I get up on a Saturday morning and everyone is still snoozing around the house. My wife with her toes sticking out from under the covers. My teenage son with his duvet bunched up around his waist. All’s well with the world.
I myself have a head full of thoughts. Deliveries, invoices, salaries, new projects, new ideas, all fighting for air time. My ideas always happen in the early morning, and really kick in after breakfast. And then I realize, I’m conditioned by the last century.
My sons, born in 1992 and 1998, have a completely different rhythm. They could happily crawl out of bed at 3 PM. And only then, it’s the hunger that wakes them. They trudge around bleary-eyed from their rooms, get something to eat, and then they connect to cyberspace.
It’s amazing to observe. Over the summer, my younger son played Minecraft and my older son made music. Both work and play collaboratively over the Internet, both learning or building with someone at the other end of a chat. These young people were raised with the Internet as their window to the world.
Henry, the younger one, screeches with hoarse adolescent laughter as his building companion in Ireland cracks a joke about a renegade sheep. Their banter over the headset is friendly, supportive, jovial, respectful. Henry tells me often, with a lot of excitement, that he’d like to meet his friend IRL one day.
I am a child of the 60‘s.
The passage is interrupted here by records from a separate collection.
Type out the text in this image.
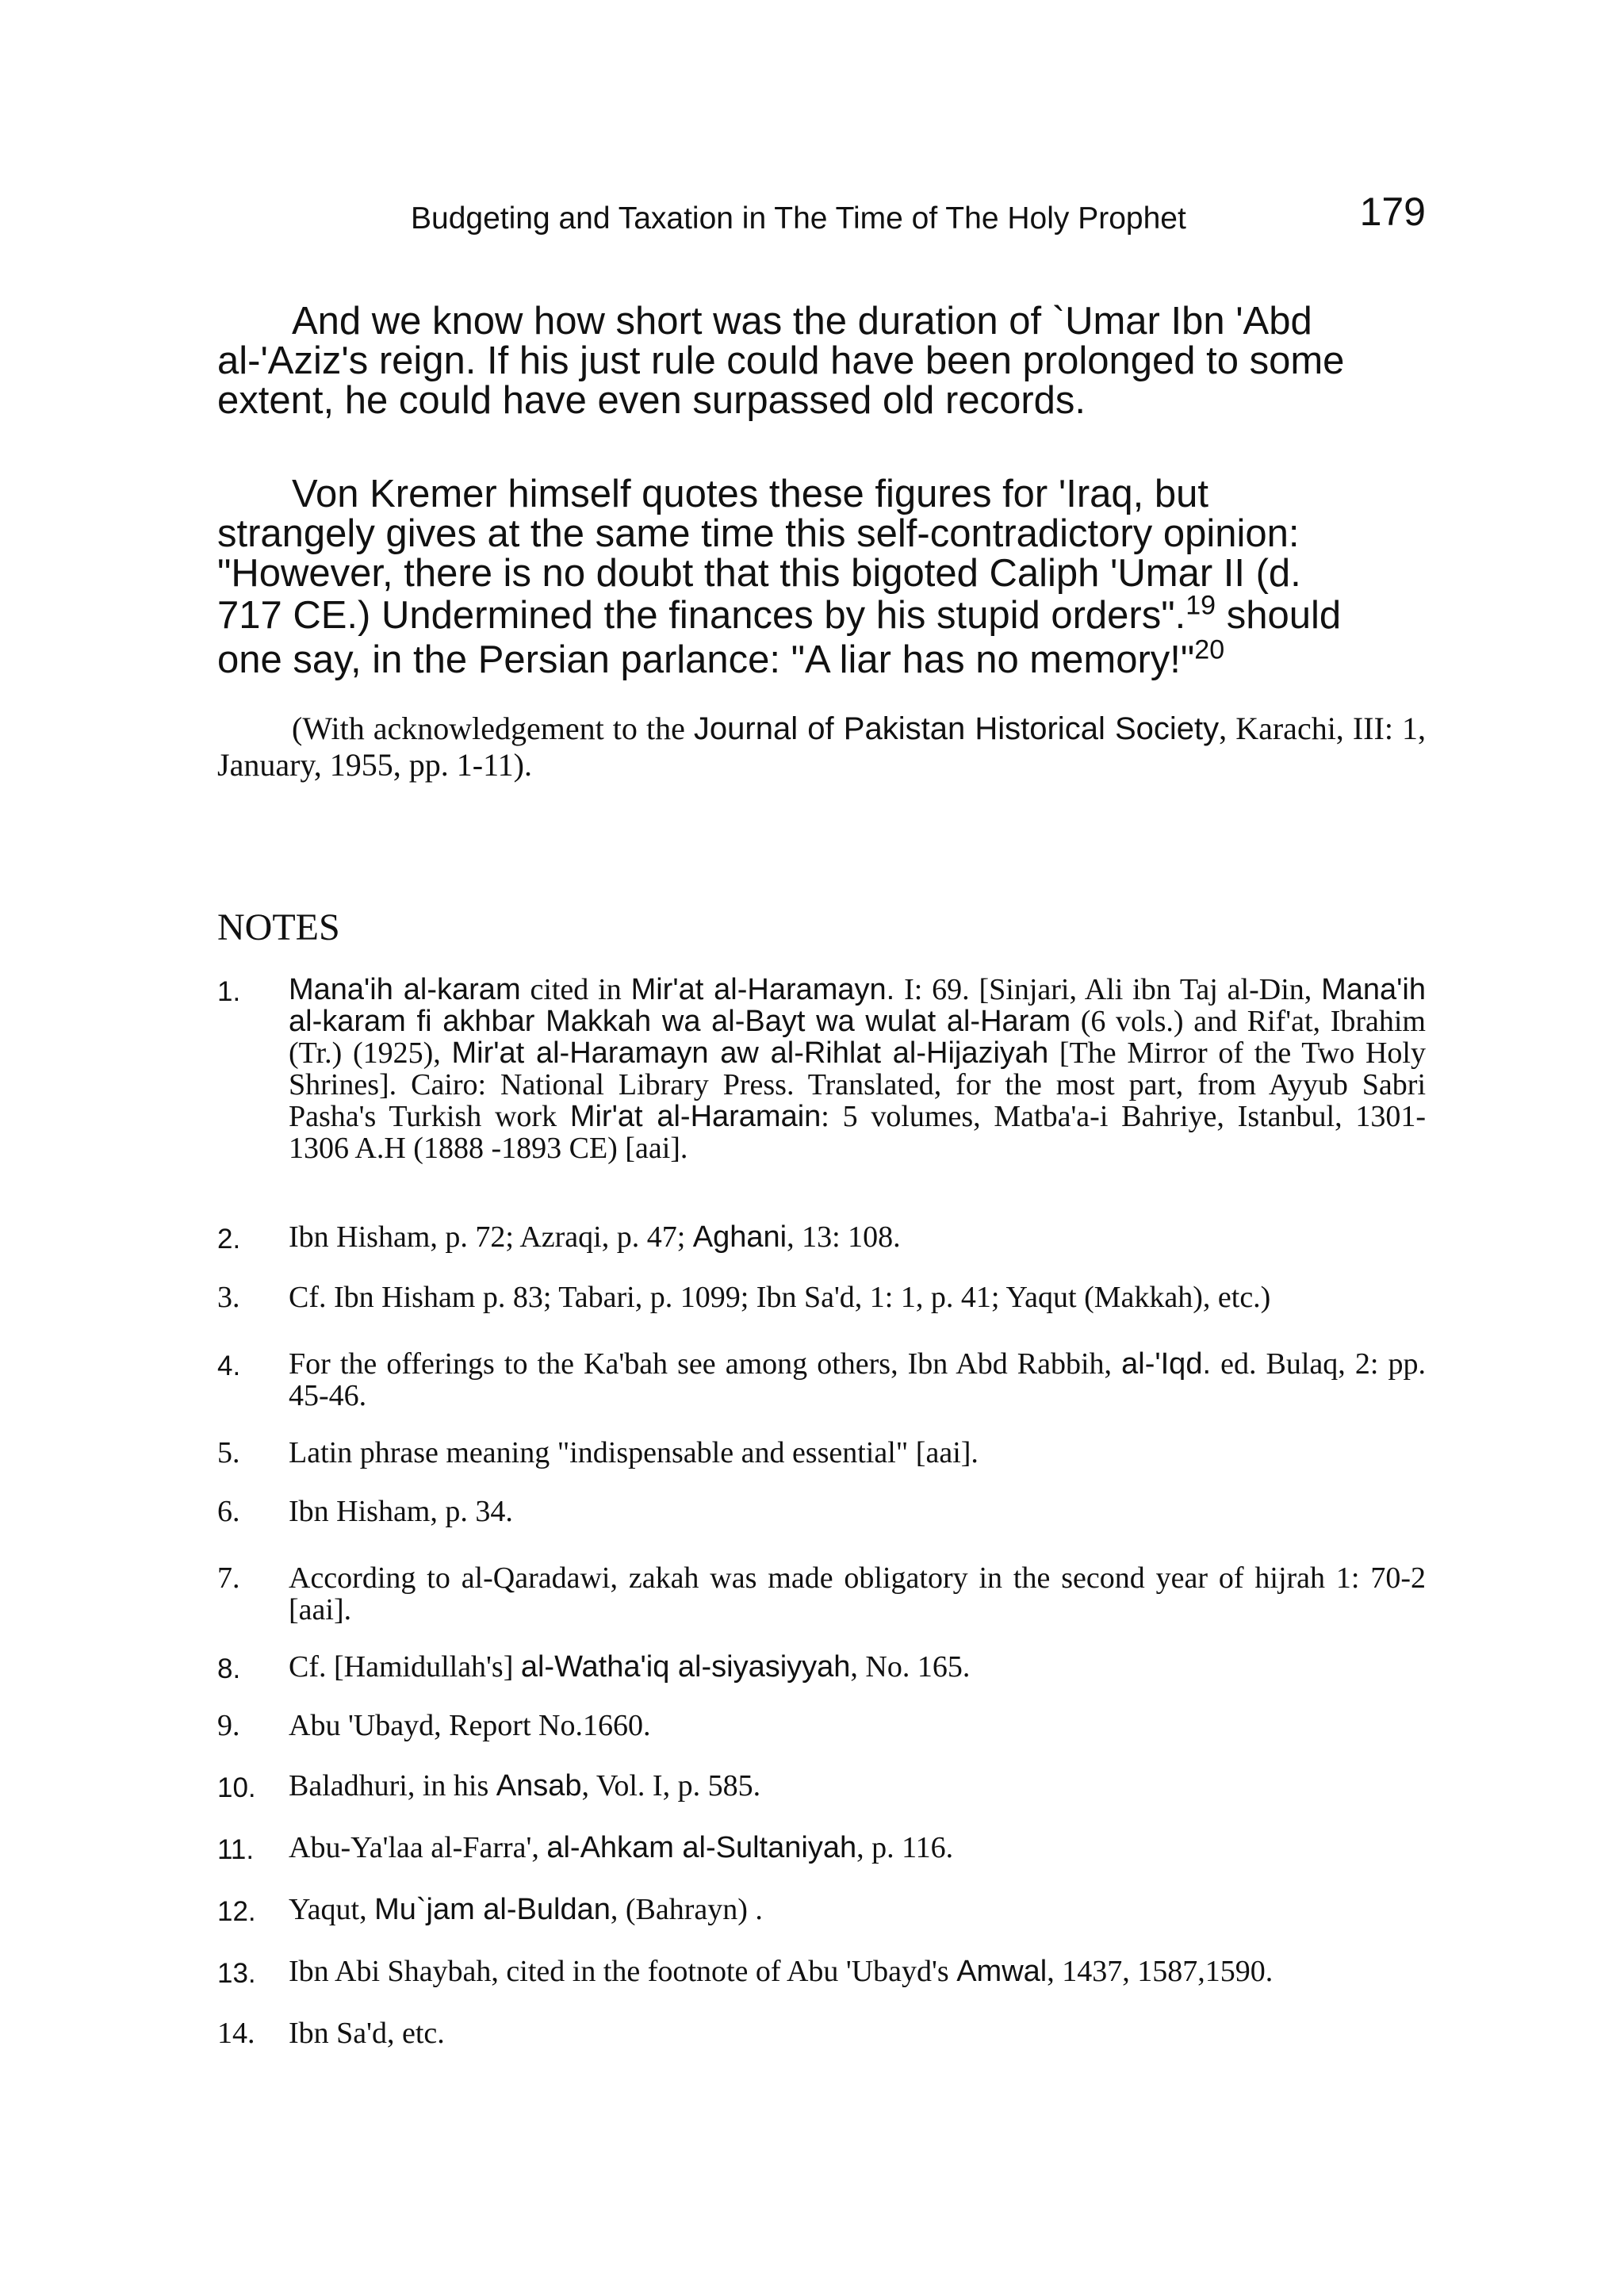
Budgeting and Taxation in The Time of The Holy Prophet	179
And we know how short was the duration of `Umar Ibn 'Abd
al-'Aziz's reign. If his just rule could have been prolonged to some
extent, he could have even surpassed old records.
Von Kremer himself quotes these figures for 'Iraq, but
strangely gives at the same time this self-contradictory opinion:
"However, there is no doubt that this bigoted Caliph 'Umar II (d.
717 CE.) Undermined the finances by his stupid orders".$^{19}$ should
one say, in the Persian parlance: "A liar has no memory!"$^{20}$
(With acknowledgement to the Journal of Pakistan Historical Society, Karachi, III: 1, January, 1955, pp. 1-11).
NOTES
1.	Mana'ih al-karam cited in Mir'at al-Haramayn. I: 69. [Sinjari, Ali ibn Taj al-Din, Mana'ih al-karam fi akhbar Makkah wa al-Bayt wa wulat al-Haram (6 vols.) and Rif'at, Ibrahim (Tr.) (1925), Mir'at al-Haramayn aw al-Rihlat al-Hijaziyah [The Mirror of the Two Holy Shrines]. Cairo: National Library Press. Translated, for the most part, from Ayyub Sabri Pasha's Turkish work Mir'at al-Haramain: 5 volumes, Matba'a-i Bahriye, Istanbul, 1301-1306 A.H (1888 -1893 CE) [aai].
2.	Ibn Hisham, p. 72; Azraqi, p. 47; Aghani, 13: 108.
3.	Cf. Ibn Hisham p. 83; Tabari, p. 1099; Ibn Sa'd, 1: 1, p. 41; Yaqut (Makkah), etc.)
4.	For the offerings to the Ka'bah see among others, Ibn Abd Rabbih, al-'Iqd. ed. Bulaq, 2: pp. 45-46.
5.	Latin phrase meaning "indispensable and essential" [aai].
6.	Ibn Hisham, p. 34.
7.	According to al-Qaradawi, zakah was made obligatory in the second year of hijrah 1: 70-2 [aai].
8.	Cf. [Hamidullah's] al-Watha'iq al-siyasiyyah, No. 165.
9.	Abu 'Ubayd, Report No.1660.
10.	Baladhuri, in his Ansab, Vol. I, p. 585.
11.	Abu-Ya'laa al-Farra', al-Ahkam al-Sultaniyah, p. 116.
12.	Yaqut, Mu`jam al-Buldan, (Bahrayn) .
13.	Ibn Abi Shaybah, cited in the footnote of Abu 'Ubayd's Amwal, 1437, 1587,1590.
14.	Ibn Sa'd, etc.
Physical presence in a classroom, workspace or office was the only way to interact. The children of the 90’s are conditioned by the endless possibilities of remote interactions. They get to choose exactly the person they like hanging out with. This will inevitably affect they way they think about work.
Since I joined UP* There, Everywhere a year ago, we’ve done lots and lots of remote collaborative projects for life science, from company websites to identity and message building. It takes a little getting used to, but the results are phenomenal. Things move fast. No boring office meetings. You get to meet and work with really bright people. The energy levels are inspiring. You spend less time burning fossil fuel, and a lot more time thinking, creating and collaborating meaningfully. This is good for building relations among people, for building communities, and ultimately, for building a more tolerant world.